A few months ago I had the opportunity to partake in a filmed séance by Ecuadorian visual media artist Oscar Santillan titled Afterword (dancing clairvoyant) for his recent exhibition To Break A Silence Into Smaller Silences.
In a large new installation titled Afterword, Santillan connects elements as diverse as philosopher Friedrich Nietzsche, a defective typewriter, and dance. As his sight began to fail, Nietzsche acquired a typewriter. The “Writing Ball” was a cutting edge device developed by the Danish inventor Rasmus Malling-Hansen. Nietzsche’s “Writing Ball” arrived defective due to damage during shipping, leading it to produce a great many mistakes. Despite his frustrations Nietzsche typed more than 70 documents using it. Some were abandoned but many were corrected and finalised with increasingly agitated pencil marks over the errors. Fascinated by the frustrations of one of the world’s greatest philosophers, Santillan has produced a composite of all the pencil marks from these obscure documents. The result is an expressive and gestural drawing, accompanied by a compilation on a single page of all of the errors that Nietzsche made using his beloved ‘Malling-Hansen’.

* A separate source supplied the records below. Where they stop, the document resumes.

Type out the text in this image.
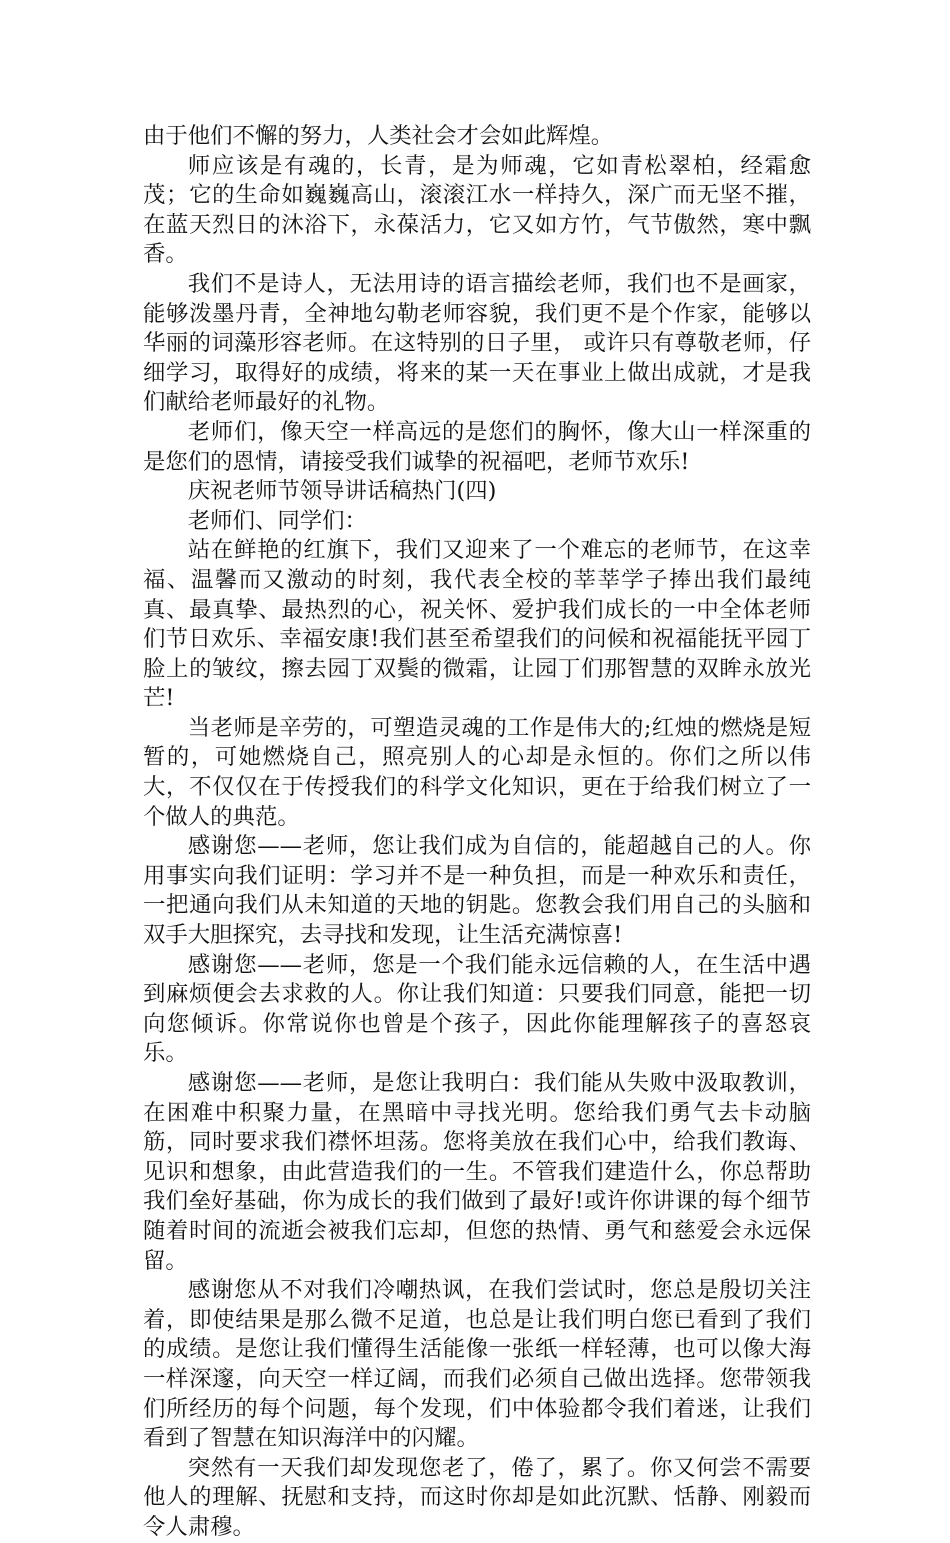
由于他们不懈的努力，人类社会才会如此辉煌。

师应该是有魂的，长青，是为师魂，它如青松翠柏，经霜愈茂；它的生命如巍巍高山，滚滚江水一样持久，深广而无坚不摧，在蓝天烈日的沐浴下，永葆活力，它又如方竹，气节傲然，寒中飘香。

我们不是诗人，无法用诗的语言描绘老师，我们也不是画家，能够泼墨丹青，全神地勾勒老师容貌，我们更不是个作家，能够以华丽的词藻形容老师。在这特别的日子里， 或许只有尊敬老师，仔细学习，取得好的成绩，将来的某一天在事业上做出成就，才是我们献给老师最好的礼物。

老师们，像天空一样高远的是您们的胸怀，像大山一样深重的是您们的恩情，请接受我们诚挚的祝福吧，老师节欢乐!

庆祝老师节领导讲话稿热门(四)

老师们、同学们：

站在鲜艳的红旗下，我们又迎来了一个难忘的老师节，在这幸福、温馨而又激动的时刻，我代表全校的莘莘学子捧出我们最纯真、最真挚、最热烈的心，祝关怀、爱护我们成长的一中全体老师们节日欢乐、幸福安康!我们甚至希望我们的问候和祝福能抚平园丁脸上的皱纹，擦去园丁双鬓的微霜，让园丁们那智慧的双眸永放光芒!

当老师是辛劳的，可塑造灵魂的工作是伟大的;红烛的燃烧是短暂的，可她燃烧自己，照亮别人的心却是永恒的。你们之所以伟大，不仅仅在于传授我们的科学文化知识，更在于给我们树立了一个做人的典范。

感谢您——老师，您让我们成为自信的，能超越自己的人。你用事实向我们证明：学习并不是一种负担，而是一种欢乐和责任，一把通向我们从未知道的天地的钥匙。您教会我们用自己的头脑和双手大胆探究，去寻找和发现，让生活充满惊喜!

感谢您——老师，您是一个我们能永远信赖的人，在生活中遇到麻烦便会去求救的人。你让我们知道：只要我们同意，能把一切向您倾诉。你常说你也曾是个孩子，因此你能理解孩子的喜怒哀乐。

感谢您——老师，是您让我明白：我们能从失败中汲取教训，在困难中积聚力量，在黑暗中寻找光明。您给我们勇气去卡动脑筋，同时要求我们襟怀坦荡。您将美放在我们心中，给我们教诲、见识和想象，由此营造我们的一生。不管我们建造什么，你总帮助我们垒好基础，你为成长的我们做到了最好!或许你讲课的每个细节随着时间的流逝会被我们忘却，但您的热情、勇气和慈爱会永远保留。

感谢您从不对我们冷嘲热讽，在我们尝试时，您总是殷切关注着，即使结果是那么微不足道，也总是让我们明白您已看到了我们的成绩。是您让我们懂得生活能像一张纸一样轻薄，也可以像大海一样深邃，向天空一样辽阔，而我们必须自己做出选择。您带领我们所经历的每个问题，每个发现，们中体验都令我们着迷，让我们看到了智慧在知识海洋中的闪耀。

突然有一天我们却发现您老了，倦了，累了。你又何尝不需要他人的理解、抚慰和支持，而这时你却是如此沉默、恬静、刚毅而令人肃穆。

By his own account, Nietzsche spent hours teaching his fingers “to dance with the Malling-Hansen”. He wrote of dancing himself “as if something supernatural” echoed out of him. A century after the philosopher’s death, a fragment of paper from one of Nietzsche’s typed manuscripts was used as a point of connection in a filmed séance. The psychic medium was asked to pose only one question to the philosopher: What was your dance like?